Quartalszahlen des Energie-Riesen
Krisengewinnler: Wie BP von der Eskalation im Nahen Osten profitiert

Während die geopolitische Lage im Nahen Osten die Weltmärkte in Atem hält, verbucht der britische Ölmulti BP ein Ergebnis, das selbst kühnste Analystenprognosen pulverisiert. Der Iran-Krieg sorgt für eine globale Verknappung, die Preise schießen in die Höhe – und BP liefert die passende Bilanz zum Chaos. Mit einem bereinigten Nettogewinn von 3,2 Milliarden Dollar im ersten Quartal 2026 hat der Konzern sein Ergebnis im Vergleich zum Vorjahr mehr als verdoppelt.
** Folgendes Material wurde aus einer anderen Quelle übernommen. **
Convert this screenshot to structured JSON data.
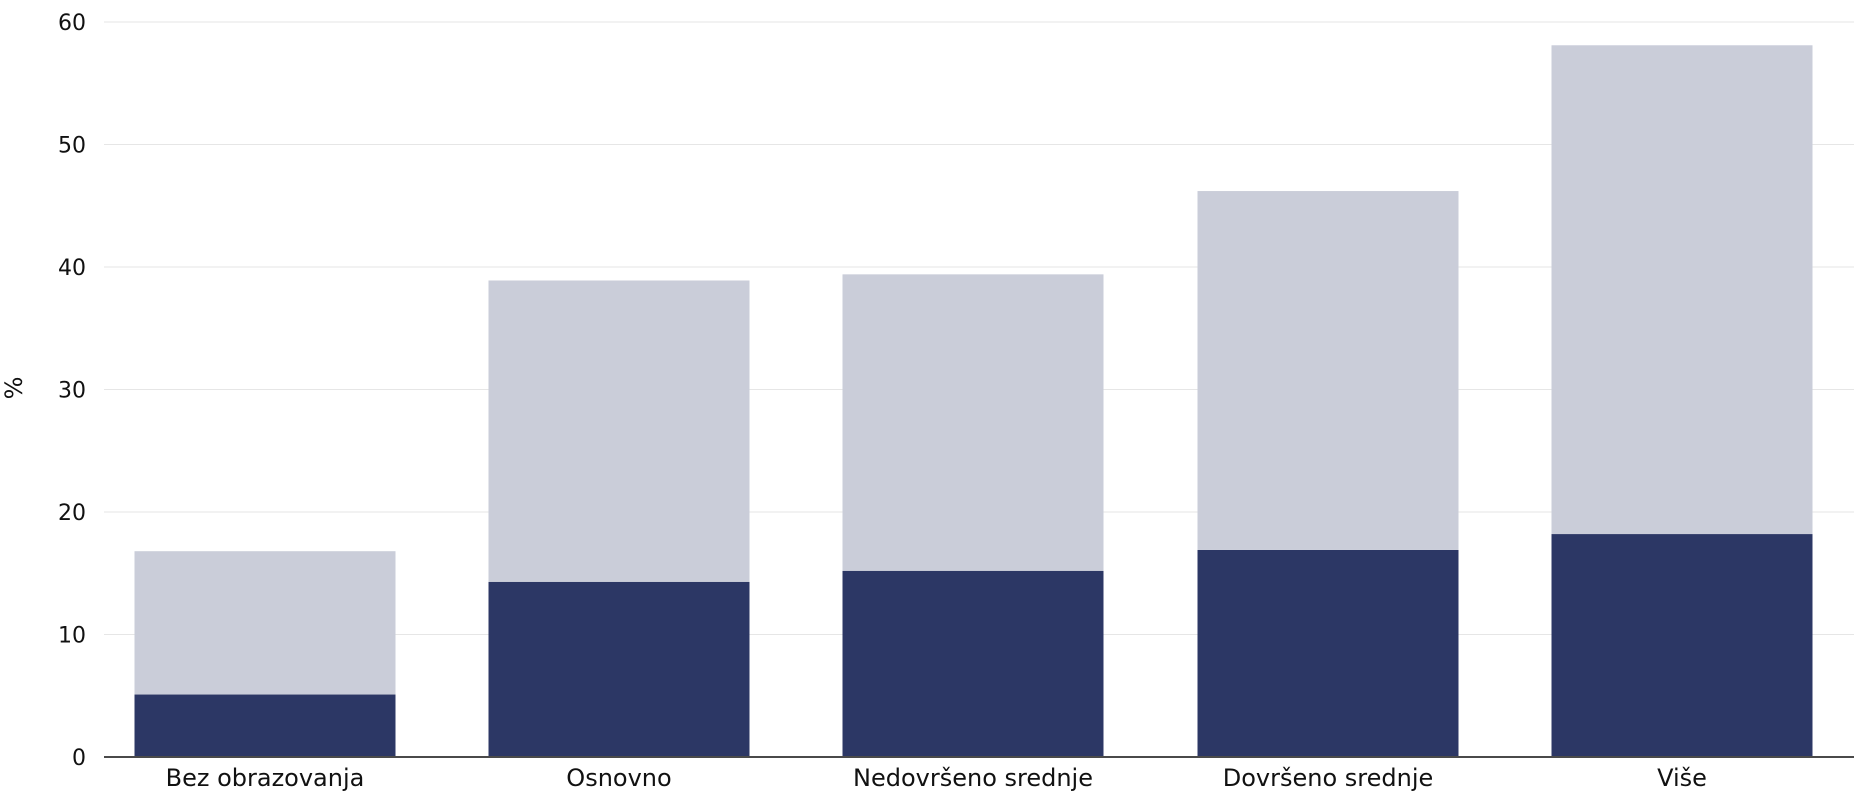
{
  "chart_data": {
    "type": "bar",
    "stacked": true,
    "categories": [
      "Bez obrazovanja",
      "Osnovno",
      "Nedovršeno srednje",
      "Dovršeno srednje",
      "Više"
    ],
    "series": [
      {
        "values": [
          5.1,
          14.3,
          15.2,
          16.9,
          18.2
        ]
      },
      {
        "values": [
          11.7,
          24.6,
          24.2,
          29.3,
          39.9
        ]
      }
    ],
    "totals": [
      16.8,
      38.9,
      39.4,
      46.2,
      58.1
    ],
    "xlabel": "",
    "ylabel": "%",
    "ylim": [
      0,
      60
    ],
    "yticks": [
      0,
      10,
      20,
      30,
      40,
      50,
      60
    ],
    "grid": true,
    "legend": "none",
    "colors": {
      "series": [
        "#2c3765",
        "#cacdd9"
      ],
      "grid": "#e6e6e6",
      "axis": "#4a4a4a"
    }
  }
}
Dass BP derart fulminant in das Jahr startet, ist Ergebnis einer geografischen Fügung. Während die Konkurrenz mit massiven Produktionsausfällen in der Krisenregion kämpft, profitiert BP von seiner massiven Präsenz im Golf von Mexiko.

Dank dortiger Rekordfördermengen kann das Unternehmen die kriegsbedingten Störungen im Iran fast vollständig ignorieren. Mehr noch: Da BP im Nahen Osten kaum signifikante Anlagen unterhält, treffen den Konzern die Zerstörungen nicht – die daraus resultierenden globalen Preissteigerungen nimmt man hingegen dankend mit. Der Konzern selbst spricht fast schon unterkühlt von einem "außergewöhnlichen" Ölhandel, der die Kassen zusätzlich füllte.

Das Erbe der Komplexität: O’Neills Feuerprobe

Für die neue Konzernchefin Meg O’Neill, die erst vor wenigen Wochen den Chefposten übernahm, sind diese Zahlen ein Start nach Maß – und gleichzeitig eine moralische Gratwanderung. „Unsere Branche spielt eine entscheidende Rolle bei der Aufrechterhaltung der Energieversorgung“, ließ O’Neill verlauten. Es ist das klassische Narrativ der Branche: Man präsentiert sich als systemrelevanten Versorger, während man von den Konflikten dieser Welt profitiert.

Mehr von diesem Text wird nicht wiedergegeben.